I'm so sorry for your loss of Amber.... thank you for posting her photo, she has such a sweet face and stately expression. I know you must miss her so much... it's so hard


----------



## Karen519 (Aug 21, 2006)

*Barkr*

What a beautiful girl Amber is.
I will add her to the 2012 Rainbow Bridge List.
http://www.goldenretrieverforum.com...-goldens-passed-2012-list-28.html#post2042378


----------



## PrincessDi (Jun 8, 2009)

What a beautiful girl! I'm so sorry for your loss.


----------



## Oakley&SegersMom (Feb 1, 2009)

Ah look at that regal face.

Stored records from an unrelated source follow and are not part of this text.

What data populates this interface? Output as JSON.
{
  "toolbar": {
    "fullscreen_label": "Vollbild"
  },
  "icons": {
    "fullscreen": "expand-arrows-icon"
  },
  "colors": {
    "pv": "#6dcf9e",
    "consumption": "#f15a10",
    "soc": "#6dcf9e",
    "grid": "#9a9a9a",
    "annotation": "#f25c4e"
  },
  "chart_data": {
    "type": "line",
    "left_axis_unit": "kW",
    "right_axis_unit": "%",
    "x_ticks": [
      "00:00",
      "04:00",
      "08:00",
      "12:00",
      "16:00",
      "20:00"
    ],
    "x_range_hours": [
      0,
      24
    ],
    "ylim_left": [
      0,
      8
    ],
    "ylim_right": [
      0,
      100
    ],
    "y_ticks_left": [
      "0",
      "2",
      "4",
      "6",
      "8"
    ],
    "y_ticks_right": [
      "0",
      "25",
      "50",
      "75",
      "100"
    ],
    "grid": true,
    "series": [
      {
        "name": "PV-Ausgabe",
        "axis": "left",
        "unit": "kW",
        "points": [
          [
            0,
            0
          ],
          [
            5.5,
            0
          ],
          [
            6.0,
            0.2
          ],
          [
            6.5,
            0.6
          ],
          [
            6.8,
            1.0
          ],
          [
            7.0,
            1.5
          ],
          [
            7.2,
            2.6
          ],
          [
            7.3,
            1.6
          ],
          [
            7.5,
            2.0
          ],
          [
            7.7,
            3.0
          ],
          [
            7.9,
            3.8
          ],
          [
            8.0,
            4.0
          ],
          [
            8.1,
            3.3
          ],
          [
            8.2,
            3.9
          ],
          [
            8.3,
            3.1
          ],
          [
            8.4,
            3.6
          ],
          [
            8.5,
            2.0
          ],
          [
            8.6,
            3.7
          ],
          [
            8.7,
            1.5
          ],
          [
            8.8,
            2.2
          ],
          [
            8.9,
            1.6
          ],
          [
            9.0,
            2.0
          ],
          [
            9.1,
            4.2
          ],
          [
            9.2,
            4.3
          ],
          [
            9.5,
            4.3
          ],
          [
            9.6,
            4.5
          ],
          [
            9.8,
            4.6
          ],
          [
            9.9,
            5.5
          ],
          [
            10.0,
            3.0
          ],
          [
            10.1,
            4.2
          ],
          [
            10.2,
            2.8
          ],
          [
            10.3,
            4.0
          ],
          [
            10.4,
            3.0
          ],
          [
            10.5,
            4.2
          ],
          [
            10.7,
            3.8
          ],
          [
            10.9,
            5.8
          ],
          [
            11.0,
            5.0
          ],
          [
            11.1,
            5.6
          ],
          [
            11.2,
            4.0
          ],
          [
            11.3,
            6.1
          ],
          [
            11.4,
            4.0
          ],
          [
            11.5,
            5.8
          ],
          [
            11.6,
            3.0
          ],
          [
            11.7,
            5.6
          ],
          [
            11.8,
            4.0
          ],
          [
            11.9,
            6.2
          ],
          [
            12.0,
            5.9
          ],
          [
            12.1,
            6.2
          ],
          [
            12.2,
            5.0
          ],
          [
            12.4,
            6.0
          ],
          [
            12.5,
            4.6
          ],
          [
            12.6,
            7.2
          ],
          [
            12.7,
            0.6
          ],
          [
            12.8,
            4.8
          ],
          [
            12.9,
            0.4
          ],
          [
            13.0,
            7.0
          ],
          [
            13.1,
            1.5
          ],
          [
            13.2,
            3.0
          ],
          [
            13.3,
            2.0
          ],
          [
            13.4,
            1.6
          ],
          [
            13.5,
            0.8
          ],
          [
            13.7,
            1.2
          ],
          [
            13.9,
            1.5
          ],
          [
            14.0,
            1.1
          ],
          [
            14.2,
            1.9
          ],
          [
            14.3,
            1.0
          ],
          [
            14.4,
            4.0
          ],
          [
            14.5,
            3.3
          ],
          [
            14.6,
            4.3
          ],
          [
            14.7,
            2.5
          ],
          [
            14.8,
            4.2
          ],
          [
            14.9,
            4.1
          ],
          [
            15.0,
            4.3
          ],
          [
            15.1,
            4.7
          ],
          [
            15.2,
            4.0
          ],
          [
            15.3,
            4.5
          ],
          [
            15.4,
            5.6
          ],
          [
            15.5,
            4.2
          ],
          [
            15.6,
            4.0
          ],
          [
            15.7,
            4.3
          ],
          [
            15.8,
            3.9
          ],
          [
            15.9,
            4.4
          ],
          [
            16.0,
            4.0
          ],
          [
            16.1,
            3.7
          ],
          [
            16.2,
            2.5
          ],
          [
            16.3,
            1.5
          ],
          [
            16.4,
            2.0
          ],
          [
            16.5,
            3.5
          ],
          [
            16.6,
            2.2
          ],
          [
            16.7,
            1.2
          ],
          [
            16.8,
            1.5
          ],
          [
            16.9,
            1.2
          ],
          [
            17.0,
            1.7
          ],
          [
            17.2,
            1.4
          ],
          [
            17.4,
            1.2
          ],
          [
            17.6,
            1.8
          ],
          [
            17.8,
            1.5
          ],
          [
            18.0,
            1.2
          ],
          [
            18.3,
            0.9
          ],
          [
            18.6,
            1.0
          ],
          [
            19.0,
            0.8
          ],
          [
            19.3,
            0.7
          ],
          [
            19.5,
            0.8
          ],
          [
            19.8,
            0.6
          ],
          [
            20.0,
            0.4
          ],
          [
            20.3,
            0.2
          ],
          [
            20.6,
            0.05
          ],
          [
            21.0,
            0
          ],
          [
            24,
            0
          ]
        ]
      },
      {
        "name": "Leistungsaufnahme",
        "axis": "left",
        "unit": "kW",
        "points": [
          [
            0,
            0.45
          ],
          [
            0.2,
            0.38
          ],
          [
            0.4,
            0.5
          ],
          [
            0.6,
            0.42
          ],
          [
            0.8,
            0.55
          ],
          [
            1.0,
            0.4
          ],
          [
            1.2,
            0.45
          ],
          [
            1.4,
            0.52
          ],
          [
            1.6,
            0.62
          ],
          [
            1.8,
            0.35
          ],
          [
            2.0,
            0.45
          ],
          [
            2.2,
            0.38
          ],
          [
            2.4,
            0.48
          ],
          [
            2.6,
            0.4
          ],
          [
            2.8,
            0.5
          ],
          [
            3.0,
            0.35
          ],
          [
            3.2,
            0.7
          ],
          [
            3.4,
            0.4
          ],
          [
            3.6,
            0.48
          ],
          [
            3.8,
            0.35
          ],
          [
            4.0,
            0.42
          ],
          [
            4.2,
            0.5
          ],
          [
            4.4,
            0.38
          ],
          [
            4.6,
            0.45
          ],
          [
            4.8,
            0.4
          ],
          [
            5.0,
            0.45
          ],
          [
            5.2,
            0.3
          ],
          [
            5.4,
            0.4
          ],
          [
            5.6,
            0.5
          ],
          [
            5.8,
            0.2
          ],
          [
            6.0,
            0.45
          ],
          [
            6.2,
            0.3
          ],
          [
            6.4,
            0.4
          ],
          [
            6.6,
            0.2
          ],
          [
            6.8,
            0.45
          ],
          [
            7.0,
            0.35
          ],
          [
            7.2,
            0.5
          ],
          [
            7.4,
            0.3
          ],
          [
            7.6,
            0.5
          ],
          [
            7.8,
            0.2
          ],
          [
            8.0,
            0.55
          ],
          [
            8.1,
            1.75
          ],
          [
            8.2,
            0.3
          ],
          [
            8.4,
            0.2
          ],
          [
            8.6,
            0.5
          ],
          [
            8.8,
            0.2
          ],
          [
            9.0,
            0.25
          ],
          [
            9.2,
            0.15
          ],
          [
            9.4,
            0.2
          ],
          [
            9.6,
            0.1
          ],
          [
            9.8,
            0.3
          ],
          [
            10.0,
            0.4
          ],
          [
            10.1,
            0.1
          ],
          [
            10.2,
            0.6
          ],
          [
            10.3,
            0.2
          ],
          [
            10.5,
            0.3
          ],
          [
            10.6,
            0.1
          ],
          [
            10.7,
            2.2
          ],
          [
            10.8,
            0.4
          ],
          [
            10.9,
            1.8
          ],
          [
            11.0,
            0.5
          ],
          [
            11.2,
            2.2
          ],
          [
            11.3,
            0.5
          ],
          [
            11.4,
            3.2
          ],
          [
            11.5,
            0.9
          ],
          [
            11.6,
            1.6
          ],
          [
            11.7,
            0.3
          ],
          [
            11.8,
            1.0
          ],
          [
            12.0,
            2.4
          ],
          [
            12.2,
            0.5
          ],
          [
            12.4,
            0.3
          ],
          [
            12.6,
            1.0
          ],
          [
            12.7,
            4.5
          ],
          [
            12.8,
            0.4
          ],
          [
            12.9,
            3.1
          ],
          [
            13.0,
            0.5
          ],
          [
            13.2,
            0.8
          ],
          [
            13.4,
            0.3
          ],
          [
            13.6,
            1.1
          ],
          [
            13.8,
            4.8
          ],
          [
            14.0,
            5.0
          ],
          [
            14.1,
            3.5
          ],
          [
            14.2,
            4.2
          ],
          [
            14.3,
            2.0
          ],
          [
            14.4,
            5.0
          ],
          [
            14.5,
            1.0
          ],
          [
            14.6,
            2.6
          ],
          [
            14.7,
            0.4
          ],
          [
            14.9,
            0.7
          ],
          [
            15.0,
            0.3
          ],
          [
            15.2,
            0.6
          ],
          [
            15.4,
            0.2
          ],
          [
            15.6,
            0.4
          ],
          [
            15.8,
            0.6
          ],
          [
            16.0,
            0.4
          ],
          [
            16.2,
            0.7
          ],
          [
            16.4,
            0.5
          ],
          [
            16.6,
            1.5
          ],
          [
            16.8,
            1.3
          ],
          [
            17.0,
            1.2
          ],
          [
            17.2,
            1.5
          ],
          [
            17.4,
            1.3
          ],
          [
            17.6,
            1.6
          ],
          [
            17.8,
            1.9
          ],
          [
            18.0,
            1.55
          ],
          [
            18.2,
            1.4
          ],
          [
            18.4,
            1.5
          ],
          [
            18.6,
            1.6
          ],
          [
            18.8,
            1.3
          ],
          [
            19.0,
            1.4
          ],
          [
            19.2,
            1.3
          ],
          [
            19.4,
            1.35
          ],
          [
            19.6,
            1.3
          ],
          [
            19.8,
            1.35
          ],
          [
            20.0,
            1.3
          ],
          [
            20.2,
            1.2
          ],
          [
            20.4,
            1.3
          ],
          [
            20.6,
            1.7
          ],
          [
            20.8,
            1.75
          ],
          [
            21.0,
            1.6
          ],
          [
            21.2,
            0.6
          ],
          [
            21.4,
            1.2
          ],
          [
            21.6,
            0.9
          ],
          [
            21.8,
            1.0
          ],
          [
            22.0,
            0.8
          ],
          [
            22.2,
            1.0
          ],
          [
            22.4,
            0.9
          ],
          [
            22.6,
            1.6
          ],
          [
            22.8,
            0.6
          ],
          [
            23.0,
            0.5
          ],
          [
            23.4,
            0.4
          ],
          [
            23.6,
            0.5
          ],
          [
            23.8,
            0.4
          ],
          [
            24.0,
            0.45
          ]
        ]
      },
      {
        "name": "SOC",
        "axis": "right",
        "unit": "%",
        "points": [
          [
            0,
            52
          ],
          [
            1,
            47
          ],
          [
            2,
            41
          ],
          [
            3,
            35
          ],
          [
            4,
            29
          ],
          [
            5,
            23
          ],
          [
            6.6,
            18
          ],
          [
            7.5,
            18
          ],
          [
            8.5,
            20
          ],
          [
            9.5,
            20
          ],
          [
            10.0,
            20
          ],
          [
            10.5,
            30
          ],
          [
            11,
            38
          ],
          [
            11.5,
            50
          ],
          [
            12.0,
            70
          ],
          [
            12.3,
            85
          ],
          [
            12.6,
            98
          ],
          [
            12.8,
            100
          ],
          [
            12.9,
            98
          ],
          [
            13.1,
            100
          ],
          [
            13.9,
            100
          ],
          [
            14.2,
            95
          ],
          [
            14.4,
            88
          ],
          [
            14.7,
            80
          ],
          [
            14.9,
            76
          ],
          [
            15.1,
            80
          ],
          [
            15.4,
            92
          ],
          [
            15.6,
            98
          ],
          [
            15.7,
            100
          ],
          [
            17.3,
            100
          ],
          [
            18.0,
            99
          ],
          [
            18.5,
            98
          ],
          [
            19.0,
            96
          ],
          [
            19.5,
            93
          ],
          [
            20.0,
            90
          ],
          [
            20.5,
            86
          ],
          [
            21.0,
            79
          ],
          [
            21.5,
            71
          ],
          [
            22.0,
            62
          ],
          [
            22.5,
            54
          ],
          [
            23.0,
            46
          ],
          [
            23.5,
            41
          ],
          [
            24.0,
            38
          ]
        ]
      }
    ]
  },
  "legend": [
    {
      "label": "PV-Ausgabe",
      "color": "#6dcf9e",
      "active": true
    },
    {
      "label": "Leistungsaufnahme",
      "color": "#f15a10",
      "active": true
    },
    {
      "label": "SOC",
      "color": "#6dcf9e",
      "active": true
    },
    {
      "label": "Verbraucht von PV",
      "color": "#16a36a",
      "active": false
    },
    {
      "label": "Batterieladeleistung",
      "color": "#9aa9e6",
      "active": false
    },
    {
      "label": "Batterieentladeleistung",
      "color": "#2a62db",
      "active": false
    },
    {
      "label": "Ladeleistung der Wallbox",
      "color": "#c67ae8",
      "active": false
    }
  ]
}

I am so sorry to hear that Amber has gone to the Bridge. Rest peacefully sweet Amber.
Carol


----------



## lgnutah (Feb 26, 2007)

What a soulful expression. She must have been your dearest friend.


----------



## GoldenMum (Mar 15, 2010)

Your Amber was a beautiful girl, reminds me of my Bonnie. Sounds like she was a much loved girl, you were blessed to have her for 14 years. RIP sweet girl.


----------



## Buddysmyheart (Dec 28, 2011)

I'm so sorry for your loss of Amber. Such a loving face. It's never easy to say goodbye to our beloved fur babies; they are simply not here long enough. Wishing you comfort and only sweet memories!


----------



## Barkr (Dec 23, 2011)

Thank you all for your kind words, she was my best friend and a part of me went with her. I also keep a part of her with me I keep her in my heart, she still makes me smile.
I ever new I come hurt this much.


----------



## CarlosW9FE (Jul 17, 2012)

I'm so sorry for your loss of Amber. Rest in Peace dear girl....you have many Golden friends waiting for you at the Bridge.


----------



## Brinkleythegolden (Jun 18, 2012)

I'm so sorry for your loss of Amber. She was a beautiful girl!


----------



## HolDaisy (Jan 10, 2012)

So sorry for your loss of beautiful Amber. She will always be in your heart and watching over you.


----------



## Jluksch (Dec 14, 2012)

Rest in peace Amber, run free with my Liam. Liam left us december 8th. Its still hard but as they say time heals. SOrry for your loss of Amber


----------



## goldensmum (Oct 23, 2007)

Run free at the bridge Amber and sleep softly


----------



## Buddy's mom forever (Jun 23, 2011)

I am very sorry for your loss of Amber, such a beautiful girl. I miss my Buddy so much some days I am just in tears and it has been 20 and half months since I lost him. Hugs.


----------



## Macretriever (Sep 9, 2009)

Sorry for your loss she was beautiful... reminds me of Mac he too had a nice block head


----------



## Qontry (Feb 4, 2013)

What a beautiful gal. Almost looks like Amber and Kodiak could be related. My thoughts and prayers are with you. As we grieve the recent loss of our best friend, Kodiak, I hope Kodi has befriended Amber at Rainbow Bridge
*******************************************************
​


----------



## Fella 77 (Jan 21, 2013)

R.I.P. sweet Amber...so sorry for your loss...she will remain in your heart forever..


----------